Microservices is an architectural style/approach followed while building a complex software applications. In Microservices-based architecture, instead of building, packaging and deploying a complex enterprise application as a single deployable artifact(*.war, *.ear, …etc), we decompose(break down) the complex application into one or more smaller independent services and we build, package, test and deploy them independently without one knowing the existence of the other, during runtime these smaller services collaborate/compose together to make up the complex software application.
So what are the advantages Microservices? Well, Microservices architectural style offers a lot of advantage over the monolithic architecture(where the complex enterprise application is built, packaged and deployed as single archive.).

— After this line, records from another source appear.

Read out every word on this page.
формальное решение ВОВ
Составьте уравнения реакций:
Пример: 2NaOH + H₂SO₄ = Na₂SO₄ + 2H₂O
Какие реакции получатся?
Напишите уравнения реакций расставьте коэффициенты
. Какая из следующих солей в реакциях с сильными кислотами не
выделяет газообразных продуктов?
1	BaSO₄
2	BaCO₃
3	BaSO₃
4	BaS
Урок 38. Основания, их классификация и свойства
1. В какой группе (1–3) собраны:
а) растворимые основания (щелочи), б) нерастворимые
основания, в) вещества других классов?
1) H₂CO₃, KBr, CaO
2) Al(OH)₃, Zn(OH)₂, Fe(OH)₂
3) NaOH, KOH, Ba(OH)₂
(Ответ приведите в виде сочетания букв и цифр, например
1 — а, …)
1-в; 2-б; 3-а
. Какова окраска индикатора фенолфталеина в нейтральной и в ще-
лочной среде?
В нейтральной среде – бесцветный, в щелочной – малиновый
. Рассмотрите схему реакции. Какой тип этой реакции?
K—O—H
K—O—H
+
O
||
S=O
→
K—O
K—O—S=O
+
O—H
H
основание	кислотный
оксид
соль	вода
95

The followings are some the advantages of Microservices:
Flexiblity: Microservices gives the flexibility to scale only those services where scale. Build, test, package and deploy each services independently and can use different frameworks(or even different languages to build them). Microservices gives us the flexibility to rollback only those features that have failed, in monolithic applications we would have to rollback the entire application even though the failure is in a single feature.
Do it well(lesser chances for errors): A Microservice has a small(But, Small is Beautiful, right?) scope/feature as such there are lesser chances that something can go wrong, because smaller means less complex and less complex means easy to understand, isnt’t it?. But, hey! anything can go wrong in this world… but you get my point here.
Note that when we say small, it is not perfectly perfect to say that the codebase is also smaller.Reusability: Since each components are independent and focused on implementing a single feature this same feature can be used in other applications.
Good For Agile Development: Imagine you have 25 developers all working on an enterprise application, imagine how noisy the daily stand up would be( where each developers supposed to give their status: what did you do yesterday?, What will you be working on today? and do you have any impediments? ), the collaboration among all these 25 developers who have been very difficult. There should be no more 4 to 5 people working really closely in day-to-day basis. In Microservices-based architecture you break the complex application into multiple smaller services and each team would just focus on building, testing deploying each services independently. Each team will have agreements(a well defined contracts depicting how to consume each service and what output each service give back..etc.) The contracts/agreements are usually documented using frameworks like Swagger.
I hope you have learned something new!